É lhe defeso tirar proveito da mesma em sacrifício
de outrem (...). Em se tratando de barulho, a intensidade do som é apurada pelo
número de decibéis permitidos pelas autoridades públicas, que os estabelece
de acordo com as leis federais, estaduais ou municipais (...). Se o som for
estridente o incômodo pode ser evitado com aparelhos de isolação sônica;
seja lá qual for a natureza dos incômodos existem sempre meios técnicos para
evitá-los”.
Já
Washington de Barros Monteiro ensina que “são ofensas ao sossego os ruídos
exagerados que perturbem ou molestem a tranqüilidade dos moradores, como
gritaria e desordem, diversões espalhafatosas, bailes perturbadores, artes
rumorosas, barulho ensurdecedor da indústria vizinha, emprego de alto-falantes
de grande potência nas proximidades da indústria vizinha, emprego de
alto-falantes de grande potência nas proximidades das casas residenciais e
outros”. (Curso de Direito Civil”, 3a volume, edição Saraiva,
32a edição, pág. 137).
Daí
porque os critérios mais comuns para se verificar o excesso de ruído e
barulho, capazes de prejudicar os vizinhos, é o da anormalidade.

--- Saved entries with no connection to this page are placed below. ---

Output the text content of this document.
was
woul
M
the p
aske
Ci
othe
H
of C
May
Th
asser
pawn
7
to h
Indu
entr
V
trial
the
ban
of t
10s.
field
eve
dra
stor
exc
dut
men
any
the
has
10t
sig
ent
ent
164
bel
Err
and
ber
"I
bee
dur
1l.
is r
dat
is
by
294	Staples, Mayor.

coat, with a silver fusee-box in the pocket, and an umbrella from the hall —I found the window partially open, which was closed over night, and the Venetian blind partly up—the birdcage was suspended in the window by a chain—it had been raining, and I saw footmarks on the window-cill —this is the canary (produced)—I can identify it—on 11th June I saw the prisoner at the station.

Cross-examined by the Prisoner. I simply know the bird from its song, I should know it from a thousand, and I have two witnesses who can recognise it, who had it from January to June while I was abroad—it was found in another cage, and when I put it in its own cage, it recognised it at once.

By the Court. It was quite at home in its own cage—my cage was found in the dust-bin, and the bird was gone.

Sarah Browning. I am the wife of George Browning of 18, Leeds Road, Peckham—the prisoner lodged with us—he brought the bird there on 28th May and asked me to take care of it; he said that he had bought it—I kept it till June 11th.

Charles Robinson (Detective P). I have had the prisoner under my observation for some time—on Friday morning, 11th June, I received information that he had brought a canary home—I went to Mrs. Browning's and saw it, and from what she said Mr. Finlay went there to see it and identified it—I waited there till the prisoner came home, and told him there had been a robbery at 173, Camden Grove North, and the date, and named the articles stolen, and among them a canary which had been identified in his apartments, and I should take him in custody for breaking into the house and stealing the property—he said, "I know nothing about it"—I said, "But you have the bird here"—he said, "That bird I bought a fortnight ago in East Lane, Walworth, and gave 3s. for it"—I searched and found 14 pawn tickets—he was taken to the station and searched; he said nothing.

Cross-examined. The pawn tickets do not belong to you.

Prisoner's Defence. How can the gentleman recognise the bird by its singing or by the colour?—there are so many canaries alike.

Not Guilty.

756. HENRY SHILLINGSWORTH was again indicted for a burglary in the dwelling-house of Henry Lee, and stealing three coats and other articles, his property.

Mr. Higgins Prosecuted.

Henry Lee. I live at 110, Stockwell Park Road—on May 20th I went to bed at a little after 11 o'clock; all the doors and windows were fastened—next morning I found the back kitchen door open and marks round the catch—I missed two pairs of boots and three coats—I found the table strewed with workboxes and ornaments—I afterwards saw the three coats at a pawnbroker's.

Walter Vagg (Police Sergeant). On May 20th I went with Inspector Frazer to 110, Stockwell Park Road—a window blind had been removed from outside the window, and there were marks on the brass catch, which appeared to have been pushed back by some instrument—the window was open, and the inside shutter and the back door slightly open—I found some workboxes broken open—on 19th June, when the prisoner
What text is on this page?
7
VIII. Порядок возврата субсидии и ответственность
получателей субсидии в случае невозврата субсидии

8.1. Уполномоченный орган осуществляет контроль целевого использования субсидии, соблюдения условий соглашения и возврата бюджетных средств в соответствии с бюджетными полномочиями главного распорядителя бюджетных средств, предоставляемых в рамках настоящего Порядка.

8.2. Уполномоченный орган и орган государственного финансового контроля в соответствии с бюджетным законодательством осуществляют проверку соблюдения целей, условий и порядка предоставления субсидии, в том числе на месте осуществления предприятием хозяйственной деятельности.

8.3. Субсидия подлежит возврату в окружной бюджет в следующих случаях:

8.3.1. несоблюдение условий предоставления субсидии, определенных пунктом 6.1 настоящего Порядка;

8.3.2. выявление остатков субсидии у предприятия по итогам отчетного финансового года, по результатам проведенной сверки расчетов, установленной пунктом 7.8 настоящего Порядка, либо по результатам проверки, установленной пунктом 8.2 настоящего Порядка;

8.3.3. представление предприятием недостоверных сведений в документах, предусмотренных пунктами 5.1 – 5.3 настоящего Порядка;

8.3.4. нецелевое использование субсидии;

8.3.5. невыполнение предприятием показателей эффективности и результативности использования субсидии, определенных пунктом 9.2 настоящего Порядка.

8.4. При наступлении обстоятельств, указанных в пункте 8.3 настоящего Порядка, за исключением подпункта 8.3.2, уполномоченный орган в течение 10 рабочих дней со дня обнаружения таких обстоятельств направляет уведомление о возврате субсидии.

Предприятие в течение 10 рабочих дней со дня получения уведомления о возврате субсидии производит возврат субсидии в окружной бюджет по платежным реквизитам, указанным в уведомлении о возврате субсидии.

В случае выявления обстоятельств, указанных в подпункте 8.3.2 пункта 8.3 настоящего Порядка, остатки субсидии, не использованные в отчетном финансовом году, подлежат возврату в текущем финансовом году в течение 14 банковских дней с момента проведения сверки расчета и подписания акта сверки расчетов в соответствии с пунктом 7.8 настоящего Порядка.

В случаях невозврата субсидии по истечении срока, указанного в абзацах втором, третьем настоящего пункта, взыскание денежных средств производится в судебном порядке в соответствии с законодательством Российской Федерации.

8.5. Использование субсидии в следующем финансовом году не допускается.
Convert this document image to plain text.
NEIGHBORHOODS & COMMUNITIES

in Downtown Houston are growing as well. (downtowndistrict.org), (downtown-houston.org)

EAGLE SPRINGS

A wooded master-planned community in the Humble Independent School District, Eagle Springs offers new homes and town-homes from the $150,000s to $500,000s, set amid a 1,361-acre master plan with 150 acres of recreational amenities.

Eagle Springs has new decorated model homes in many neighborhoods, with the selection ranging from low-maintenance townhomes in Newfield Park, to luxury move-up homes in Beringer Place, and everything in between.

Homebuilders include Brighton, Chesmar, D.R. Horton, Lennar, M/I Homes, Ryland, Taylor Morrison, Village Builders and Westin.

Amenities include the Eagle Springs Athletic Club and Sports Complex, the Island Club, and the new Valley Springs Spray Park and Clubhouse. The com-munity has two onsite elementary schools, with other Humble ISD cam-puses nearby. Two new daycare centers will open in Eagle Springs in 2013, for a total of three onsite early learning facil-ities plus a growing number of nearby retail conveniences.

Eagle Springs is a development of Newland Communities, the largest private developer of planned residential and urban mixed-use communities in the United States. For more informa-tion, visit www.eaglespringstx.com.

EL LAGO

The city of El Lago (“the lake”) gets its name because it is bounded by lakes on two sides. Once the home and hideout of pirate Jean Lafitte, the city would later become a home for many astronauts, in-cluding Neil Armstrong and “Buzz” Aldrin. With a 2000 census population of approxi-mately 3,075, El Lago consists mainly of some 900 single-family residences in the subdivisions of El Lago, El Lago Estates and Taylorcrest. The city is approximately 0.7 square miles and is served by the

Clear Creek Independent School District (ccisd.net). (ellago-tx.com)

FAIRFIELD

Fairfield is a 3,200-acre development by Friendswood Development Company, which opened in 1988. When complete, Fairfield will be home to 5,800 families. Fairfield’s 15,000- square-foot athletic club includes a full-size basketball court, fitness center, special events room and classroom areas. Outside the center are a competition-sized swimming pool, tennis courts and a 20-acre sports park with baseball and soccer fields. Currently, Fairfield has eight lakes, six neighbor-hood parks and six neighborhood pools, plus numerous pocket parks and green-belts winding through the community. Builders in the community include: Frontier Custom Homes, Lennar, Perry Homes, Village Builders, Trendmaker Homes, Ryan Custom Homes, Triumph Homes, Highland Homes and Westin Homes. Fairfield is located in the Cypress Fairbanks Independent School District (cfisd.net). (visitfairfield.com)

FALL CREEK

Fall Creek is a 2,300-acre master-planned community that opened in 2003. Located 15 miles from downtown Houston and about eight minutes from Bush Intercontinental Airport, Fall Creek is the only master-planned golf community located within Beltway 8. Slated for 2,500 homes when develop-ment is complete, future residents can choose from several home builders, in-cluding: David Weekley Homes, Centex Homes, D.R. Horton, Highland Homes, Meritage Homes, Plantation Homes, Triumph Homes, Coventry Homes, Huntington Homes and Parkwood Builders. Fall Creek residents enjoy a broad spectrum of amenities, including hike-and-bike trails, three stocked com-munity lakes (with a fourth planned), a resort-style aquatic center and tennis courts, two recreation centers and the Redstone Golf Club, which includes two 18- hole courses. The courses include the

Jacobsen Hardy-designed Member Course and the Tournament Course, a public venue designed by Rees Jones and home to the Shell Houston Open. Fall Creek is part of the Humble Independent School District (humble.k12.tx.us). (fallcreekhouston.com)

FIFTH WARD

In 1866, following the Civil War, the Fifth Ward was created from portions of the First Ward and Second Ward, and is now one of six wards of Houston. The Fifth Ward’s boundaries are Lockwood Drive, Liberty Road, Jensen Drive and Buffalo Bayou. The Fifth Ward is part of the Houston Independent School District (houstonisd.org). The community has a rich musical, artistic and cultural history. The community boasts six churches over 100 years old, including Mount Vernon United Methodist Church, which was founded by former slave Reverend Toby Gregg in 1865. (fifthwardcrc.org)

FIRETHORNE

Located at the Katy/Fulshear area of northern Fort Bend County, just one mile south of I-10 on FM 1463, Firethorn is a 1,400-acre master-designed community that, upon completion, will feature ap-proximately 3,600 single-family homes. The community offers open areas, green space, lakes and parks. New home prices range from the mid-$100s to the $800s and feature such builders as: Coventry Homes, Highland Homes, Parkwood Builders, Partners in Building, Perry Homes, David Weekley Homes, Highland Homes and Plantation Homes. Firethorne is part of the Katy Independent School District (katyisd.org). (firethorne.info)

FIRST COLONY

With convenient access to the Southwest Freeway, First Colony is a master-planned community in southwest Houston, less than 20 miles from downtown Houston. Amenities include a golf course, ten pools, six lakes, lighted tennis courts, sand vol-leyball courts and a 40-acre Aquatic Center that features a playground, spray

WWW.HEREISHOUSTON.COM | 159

Por isso, já
se consagrou nos Tribunais o critério do uso normal (RT 547/194, 556/217,
565/217, 573/143, RTJ 65/680, RJTSP 13/155, 14/148, etc.).
A
avaliação da poluição sonora pelo critério da incomodidade.
A
avaliação da poluição sonora pelo conceito da incomodidade causada às
pessoas é um padrão que merece ser estudado com atenção, uma vez que os índices
da ABNT são técnicos e a realidade do quotidiano se transforma penosa para
aqueles que são obrigados a suportar ruídos mesmo que os índices estejam
dentro ou abaixo da tabela da ABNT.
Ou
seja: por menor que seja o ruído, mesmo que esteja “dentro dos índices
estabelecidos pela ABNT”, ele pode ser capaz de estabelecer uma incomodidade
insuportável.
Um
exemplo é o ruído de uma casa noturna encravada em zona residencial. O nível
de ruído gerado pelo estabelecimento pode estar abaixo do índice estabelecido
pela ABNT, mas a incomodidade gerada na vizinhança torna-se insuportável
porque o barulho é contínuo e persistente e agrava-se no período noturno
porque a quietude torna os sons ainda mais audíveis.